Ó Brigitta Dewald-Koch

 

Adele ist beunruhigt. Etwas Unangenehmes hat sie geweckt, etwas, für das sie keine Worte findet. Aus einem schönen Traum hat dieses Etwas sie gerissen, und obwohl es um sie herum dunkel ist, hat sie sofort gewusst, dass etwas nicht stimmt. Sie hat es gerochen. Und jetzt liegt sie hier, in diesem Bett, von dem sie nicht einmal weiß, wem es gehört und wie sie da hinein gekommen ist.

Im Leben gibt es für fast alles eine Erklärung, sagt die Erfahrung zu Adele. Das beruhigt sie ein wenig. Sie streckt sich, angenehm ist ihr das nicht. Sie liegt da und wartet und denkt: allmählich könnte jemand kommen und ihr erklären, warum man sie derart unangenehmen Umständen aussetzt.

Wem soll das nützen?

Mir bestimmt nicht, denkt Adele.

Übers Warten wird es hell im Zimmer und vor dem Fenster. Die Schatten vergehen und der Wind weht eine leichte Brise herein und den Gesang einer Amsel.

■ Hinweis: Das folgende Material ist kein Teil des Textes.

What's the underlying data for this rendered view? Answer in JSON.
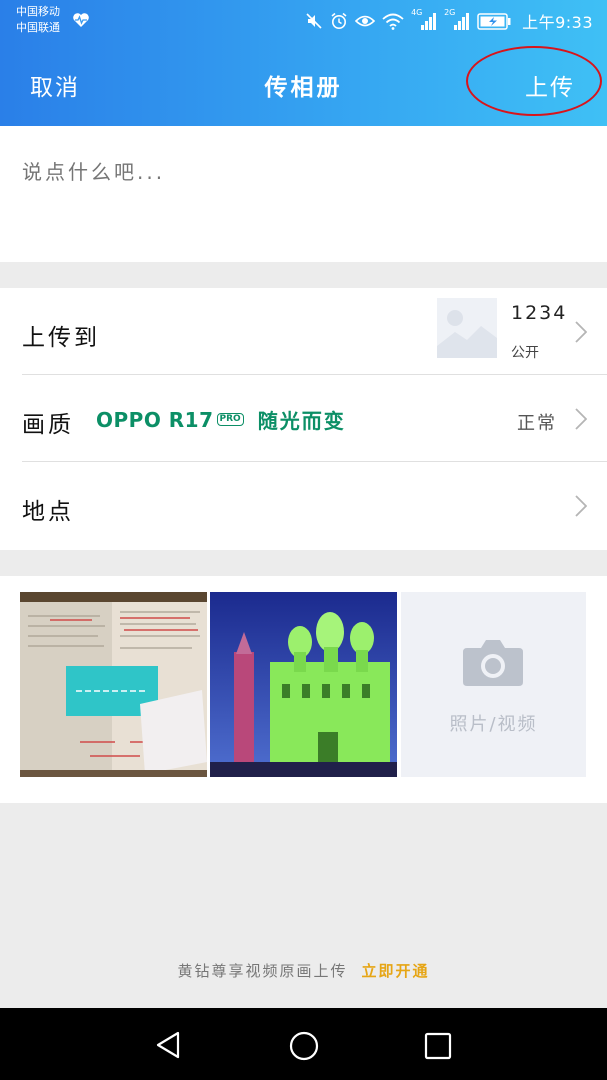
{
  "status_bar": {
    "carrier_1": "中国移动",
    "carrier_2": "中国联通",
    "network_1": "4G",
    "network_2": "2G",
    "time": "上午9:33",
    "icons": [
      "heart-icon",
      "mute-icon",
      "alarm-icon",
      "eye-icon",
      "wifi-icon",
      "signal-icon",
      "battery-icon"
    ]
  },
  "header": {
    "cancel_label": "取消",
    "title": "传相册",
    "upload_label": "上传",
    "annotation_color": "#d8141b"
  },
  "compose": {
    "placeholder": "说点什么吧..."
  },
  "settings": {
    "upload_to": {
      "label": "上传到",
      "album_name": "1234",
      "album_privacy": "公开"
    },
    "quality": {
      "label": "画质",
      "brand_model": "OPPO R17",
      "brand_badge": "PRO",
      "brand_slogan": "随光而变",
      "value": "正常"
    },
    "location": {
      "label": "地点"
    }
  },
  "media": {
    "photos": [
      {
        "name": "document-photo"
      },
      {
        "name": "ice-castle-photo"
      }
    ],
    "add_label": "照片/视频"
  },
  "promo": {
    "text": "黄钻尊享视频原画上传",
    "link": "立即开通"
  },
  "colors": {
    "header_gradient_start": "#2a7fe8",
    "header_gradient_end": "#3fc0f5",
    "brand_green": "#0c8f66",
    "promo_gold": "#e6a515"
  }
}
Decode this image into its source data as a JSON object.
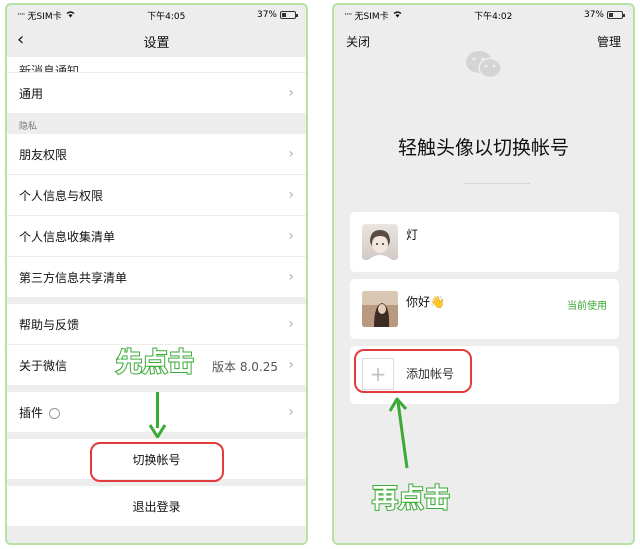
{
  "left": {
    "status": {
      "carrier": "无SIM卡",
      "time": "下午4:05",
      "battery": "37%"
    },
    "nav": {
      "back": "‹",
      "title": "设置"
    },
    "rows": {
      "cut": "新消息通知",
      "general": "通用",
      "section_privacy": "隐私",
      "friends": "朋友权限",
      "personal_info": "个人信息与权限",
      "info_list": "个人信息收集清单",
      "third_party": "第三方信息共享清单",
      "help": "帮助与反馈",
      "about": "关于微信",
      "about_version": "版本 8.0.25",
      "plugins": "插件",
      "switch": "切换帐号",
      "logout": "退出登录"
    },
    "annotation": "先点击"
  },
  "right": {
    "status": {
      "carrier": "无SIM卡",
      "time": "下午4:02",
      "battery": "37%"
    },
    "nav": {
      "close": "关闭",
      "manage": "管理"
    },
    "title": "轻触头像以切换帐号",
    "accounts": [
      {
        "name": "灯",
        "status": ""
      },
      {
        "name": "你好👋",
        "status": "当前使用"
      }
    ],
    "add": {
      "plus": "+",
      "label": "添加帐号"
    },
    "annotation": "再点击"
  },
  "colors": {
    "accent_green": "#3aa935",
    "annotation_red": "#e23b3b",
    "frame_green": "#b6e3a4"
  }
}
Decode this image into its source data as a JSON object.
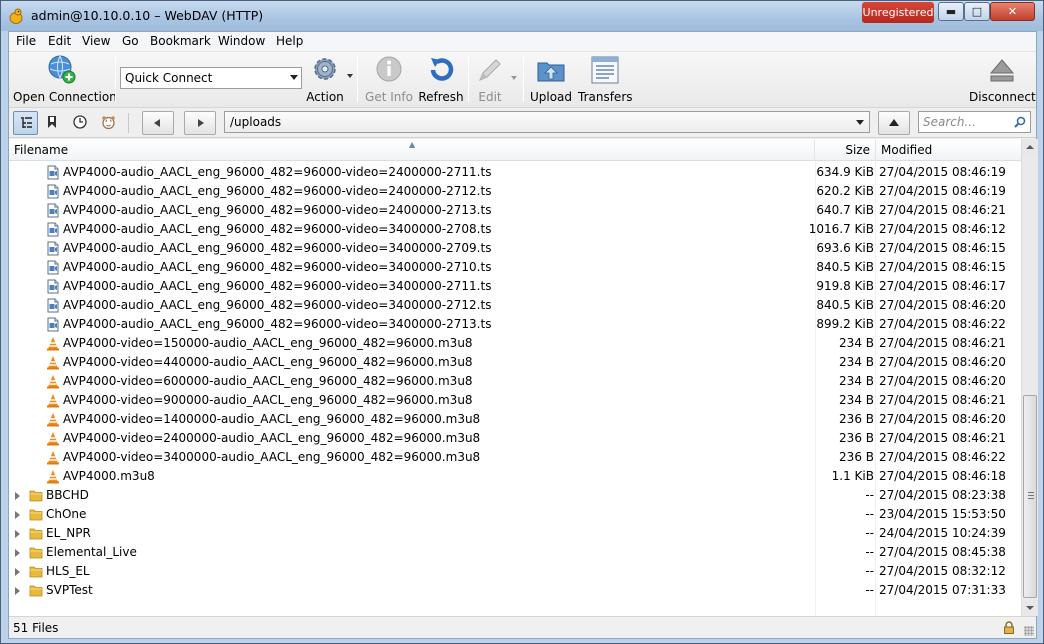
{
  "window": {
    "title": "admin@10.10.0.10 – WebDAV (HTTP)",
    "badge": "Unregistered",
    "controls": [
      "minimize",
      "maximize",
      "close"
    ]
  },
  "menu": [
    "File",
    "Edit",
    "View",
    "Go",
    "Bookmark",
    "Window",
    "Help"
  ],
  "toolbar": {
    "open_connection": "Open Connection",
    "quick_connect": "Quick Connect",
    "action": "Action",
    "get_info": "Get Info",
    "refresh": "Refresh",
    "edit": "Edit",
    "upload": "Upload",
    "transfers": "Transfers",
    "disconnect": "Disconnect"
  },
  "navbar": {
    "path": "/uploads",
    "search_placeholder": "Search..."
  },
  "columns": {
    "filename": "Filename",
    "size": "Size",
    "modified": "Modified"
  },
  "files": [
    {
      "type": "ts",
      "name": "AVP4000-audio_AACL_eng_96000_482=96000-video=2400000-2711.ts",
      "size": "634.9 KiB",
      "modified": "27/04/2015 08:46:19"
    },
    {
      "type": "ts",
      "name": "AVP4000-audio_AACL_eng_96000_482=96000-video=2400000-2712.ts",
      "size": "620.2 KiB",
      "modified": "27/04/2015 08:46:19"
    },
    {
      "type": "ts",
      "name": "AVP4000-audio_AACL_eng_96000_482=96000-video=2400000-2713.ts",
      "size": "640.7 KiB",
      "modified": "27/04/2015 08:46:21"
    },
    {
      "type": "ts",
      "name": "AVP4000-audio_AACL_eng_96000_482=96000-video=3400000-2708.ts",
      "size": "1016.7 KiB",
      "modified": "27/04/2015 08:46:12"
    },
    {
      "type": "ts",
      "name": "AVP4000-audio_AACL_eng_96000_482=96000-video=3400000-2709.ts",
      "size": "693.6 KiB",
      "modified": "27/04/2015 08:46:15"
    },
    {
      "type": "ts",
      "name": "AVP4000-audio_AACL_eng_96000_482=96000-video=3400000-2710.ts",
      "size": "840.5 KiB",
      "modified": "27/04/2015 08:46:15"
    },
    {
      "type": "ts",
      "name": "AVP4000-audio_AACL_eng_96000_482=96000-video=3400000-2711.ts",
      "size": "919.8 KiB",
      "modified": "27/04/2015 08:46:17"
    },
    {
      "type": "ts",
      "name": "AVP4000-audio_AACL_eng_96000_482=96000-video=3400000-2712.ts",
      "size": "840.5 KiB",
      "modified": "27/04/2015 08:46:20"
    },
    {
      "type": "ts",
      "name": "AVP4000-audio_AACL_eng_96000_482=96000-video=3400000-2713.ts",
      "size": "899.2 KiB",
      "modified": "27/04/2015 08:46:22"
    },
    {
      "type": "m3u8",
      "name": "AVP4000-video=150000-audio_AACL_eng_96000_482=96000.m3u8",
      "size": "234 B",
      "modified": "27/04/2015 08:46:21"
    },
    {
      "type": "m3u8",
      "name": "AVP4000-video=440000-audio_AACL_eng_96000_482=96000.m3u8",
      "size": "234 B",
      "modified": "27/04/2015 08:46:20"
    },
    {
      "type": "m3u8",
      "name": "AVP4000-video=600000-audio_AACL_eng_96000_482=96000.m3u8",
      "size": "234 B",
      "modified": "27/04/2015 08:46:20"
    },
    {
      "type": "m3u8",
      "name": "AVP4000-video=900000-audio_AACL_eng_96000_482=96000.m3u8",
      "size": "234 B",
      "modified": "27/04/2015 08:46:21"
    },
    {
      "type": "m3u8",
      "name": "AVP4000-video=1400000-audio_AACL_eng_96000_482=96000.m3u8",
      "size": "236 B",
      "modified": "27/04/2015 08:46:20"
    },
    {
      "type": "m3u8",
      "name": "AVP4000-video=2400000-audio_AACL_eng_96000_482=96000.m3u8",
      "size": "236 B",
      "modified": "27/04/2015 08:46:21"
    },
    {
      "type": "m3u8",
      "name": "AVP4000-video=3400000-audio_AACL_eng_96000_482=96000.m3u8",
      "size": "236 B",
      "modified": "27/04/2015 08:46:22"
    },
    {
      "type": "m3u8",
      "name": "AVP4000.m3u8",
      "size": "1.1 KiB",
      "modified": "27/04/2015 08:46:18"
    },
    {
      "type": "folder",
      "name": "BBCHD",
      "size": "--",
      "modified": "27/04/2015 08:23:38"
    },
    {
      "type": "folder",
      "name": "ChOne",
      "size": "--",
      "modified": "23/04/2015 15:53:50"
    },
    {
      "type": "folder",
      "name": "EL_NPR",
      "size": "--",
      "modified": "24/04/2015 10:24:39"
    },
    {
      "type": "folder",
      "name": "Elemental_Live",
      "size": "--",
      "modified": "27/04/2015 08:45:38"
    },
    {
      "type": "folder",
      "name": "HLS_EL",
      "size": "--",
      "modified": "27/04/2015 08:32:12"
    },
    {
      "type": "folder",
      "name": "SVPTest",
      "size": "--",
      "modified": "27/04/2015 07:31:33"
    }
  ],
  "status": {
    "text": "51 Files"
  },
  "colors": {
    "title_bar": "#a9c4e2",
    "badge": "#c8352a",
    "folder": "#e8b93c",
    "vlc_cone": "#f18a17"
  }
}
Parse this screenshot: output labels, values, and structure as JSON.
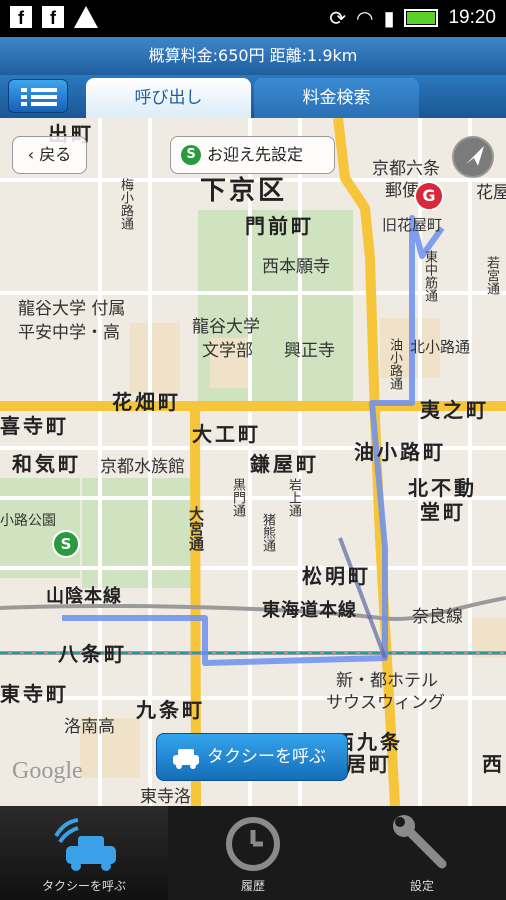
{
  "status_bar": {
    "time": "19:20",
    "notification_label_1": "f",
    "notification_label_2": "f"
  },
  "info_bar": {
    "text": "概算料金:650円 距離:1.9km"
  },
  "tabs": [
    {
      "label": "呼び出し"
    },
    {
      "label": "料金検索"
    }
  ],
  "map": {
    "back_label": "戻る",
    "pickup_label": "お迎え先設定",
    "pickup_badge": "S",
    "marker_start": "S",
    "marker_goal": "G",
    "call_taxi_label": "タクシーを呼ぶ",
    "google_watermark": "Google",
    "labels": {
      "top_left": "出町",
      "shimogyo": "下京区",
      "monzen": "門前町",
      "nishihonganji": "西本願寺",
      "ryukoku_fuzoku": "龍谷大学 付属",
      "heian": "平安中学・高",
      "ryukoku_bungakubu": "龍谷大学",
      "bungakubu": "文学部",
      "koshoji": "興正寺",
      "hanabata": "花畑町",
      "kijimachi": "喜寺町",
      "wakemachi": "和気町",
      "suizokukan": "京都水族館",
      "daiku": "大工町",
      "kamaya": "鎌屋町",
      "aburakoji_cho": "油小路町",
      "kitafudo": "北不動",
      "dou": "堂町",
      "ebisunocho": "夷之町",
      "kyoto_rokujo": "京都六条",
      "yubinkyoku": "郵便局",
      "kyu_hanaya": "旧花屋町",
      "hanaya": "花屋",
      "kita_koji": "北小路通",
      "matsuake": "松明町",
      "tokaido": "東海道本線",
      "sanin": "山陰本線",
      "nara": "奈良線",
      "hachijo": "八条町",
      "toji": "東寺町",
      "kujo": "九条町",
      "shin_miyako": "新・都ホテル",
      "south_wing": "サウスウィング",
      "nishi_kujo": "西九条",
      "kyoto_koen": "小路公園",
      "rakunan": "洛南高",
      "toji_raku": "東寺洛",
      "nishi_short": "西",
      "kita": "町",
      "kyoto_jiho": "京",
      "umekoji_street": "梅小路通",
      "omiya": "大宮通",
      "kurogami": "黒門通",
      "iwagami": "岩上通",
      "inokuma": "猪熊通",
      "higashi_nakasuji": "東中筋通",
      "aburakoji": "油小路通",
      "nishinotoin": "若宮通",
      "kuro_ji": "居町"
    }
  },
  "bottom_nav": [
    {
      "label": "タクシーを呼ぶ"
    },
    {
      "label": "履歴"
    },
    {
      "label": "設定"
    }
  ],
  "colors": {
    "route": "#6c8ff0",
    "main_road": "#f6c53a",
    "park": "#cfe3c1",
    "accent": "#1f6fc0"
  }
}
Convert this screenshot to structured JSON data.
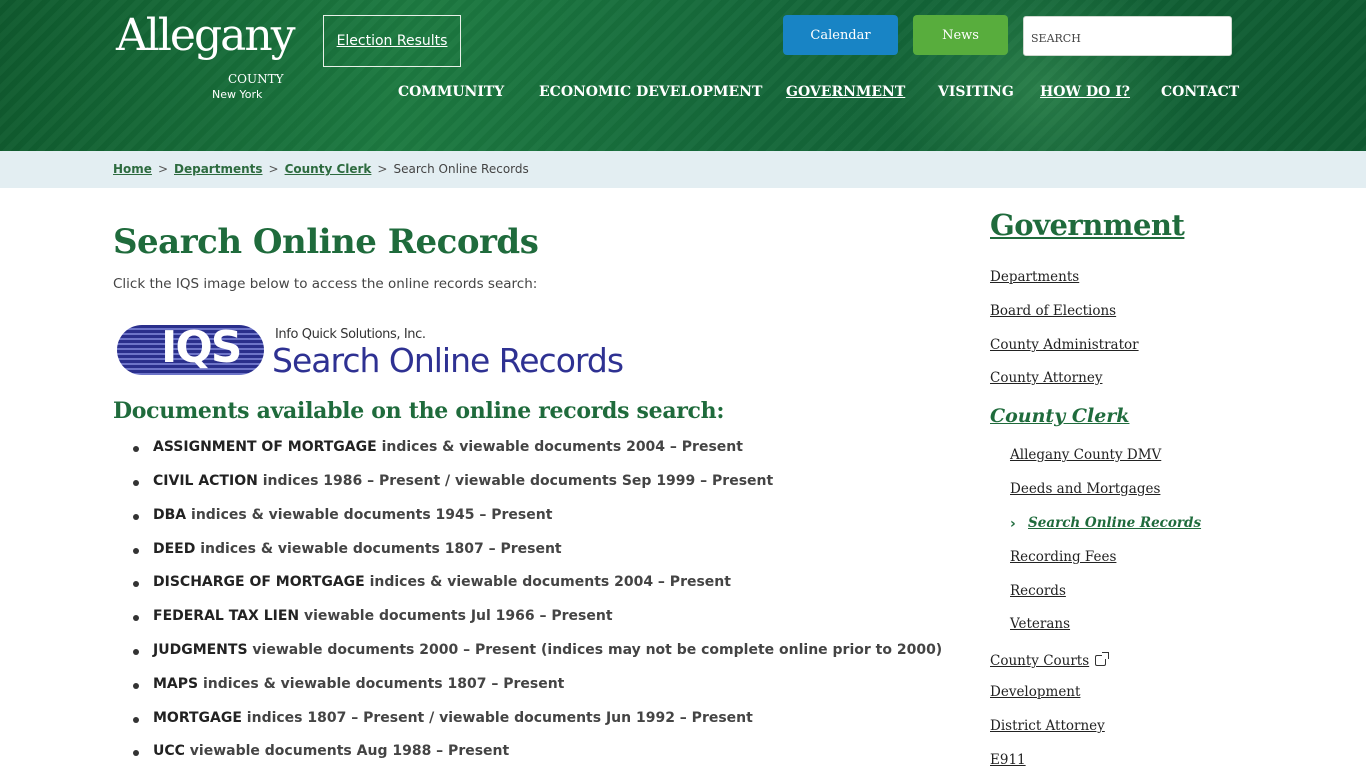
{
  "header": {
    "logo": {
      "word": "Allegany",
      "county": "COUNTY",
      "state": "New York"
    },
    "election_results": "Election Results",
    "calendar": "Calendar",
    "news": "News",
    "search_placeholder": "SEARCH",
    "nav": [
      "COMMUNITY",
      "ECONOMIC DEVELOPMENT",
      "GOVERNMENT",
      "VISITING",
      "HOW DO I?",
      "CONTACT"
    ],
    "colors": {
      "calendar": "#1884c5",
      "news": "#58ad3d",
      "header_bg": "#1d7a41"
    }
  },
  "breadcrumb": {
    "home": "Home",
    "departments": "Departments",
    "county_clerk": "County Clerk",
    "current": "Search Online Records",
    "separator": ">"
  },
  "main": {
    "title": "Search Online Records",
    "intro": "Click the IQS image below to access the online records search:",
    "iqs": {
      "letters": "IQS",
      "company": "Info Quick Solutions, Inc.",
      "caption": "Search Online Records"
    },
    "docs_heading": "Documents available on the online records search:",
    "documents": [
      {
        "name": "ASSIGNMENT OF MORTGAGE",
        "desc": "indices & viewable documents 2004 – Present"
      },
      {
        "name": "CIVIL ACTION",
        "desc": "indices 1986 – Present / viewable documents Sep 1999 – Present"
      },
      {
        "name": "DBA",
        "desc": "indices & viewable documents 1945 – Present"
      },
      {
        "name": "DEED",
        "desc": "indices & viewable documents 1807 – Present"
      },
      {
        "name": "DISCHARGE OF MORTGAGE",
        "desc": "indices & viewable documents 2004 – Present"
      },
      {
        "name": "FEDERAL TAX LIEN",
        "desc": "viewable documents Jul 1966 – Present"
      },
      {
        "name": "JUDGMENTS",
        "desc": "viewable documents 2000 – Present (indices may not be complete online prior to 2000)"
      },
      {
        "name": "MAPS",
        "desc": "indices & viewable documents 1807 – Present"
      },
      {
        "name": "MORTGAGE",
        "desc": "indices 1807 – Present / viewable documents Jun 1992 – Present"
      },
      {
        "name": "UCC",
        "desc": "viewable documents Aug 1988 – Present"
      }
    ]
  },
  "sidebar": {
    "title": "Government",
    "items": [
      "Departments",
      "Board of Elections",
      "County Administrator",
      "County Attorney",
      "County Clerk",
      "Allegany County DMV",
      "Deeds and Mortgages",
      "Search Online Records",
      "Recording Fees",
      "Records",
      "Veterans",
      "County Courts",
      "Development",
      "District Attorney",
      "E911"
    ]
  }
}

Adele mag Amseln. Als Kind hat sie eine flügellahme Amsel zu Hause gehabt, ein ängstliches Tier in einem Schuhkarton, das sich kaum auf seinen Füßen halten konnte, lieber hockte es wie tot in einer Ecke, wenn es sein musste den ganzen Tag.. Wie hatte die Amsel in ihr Zuhause gefunden? Sie weiß es nicht mehr. Nun, wegen einer Amsel derart viel Aufhebens machen, ist die Sache auch wieder nicht wert, denkt sie. Aber sie weiß noch, eines Tages war die Kiste leer. Ein paar verschmähte Körner, eine graue, zerrupfte Feder, sonst nichts.

Unerklärlich.

Wie dieses zerwühlte Bett,

dieser weiße Himmel über herbstlichen Bäumen,

dieses Staunen, dass sie kaum erträgt, weil sie nicht weiß, was danach kommt.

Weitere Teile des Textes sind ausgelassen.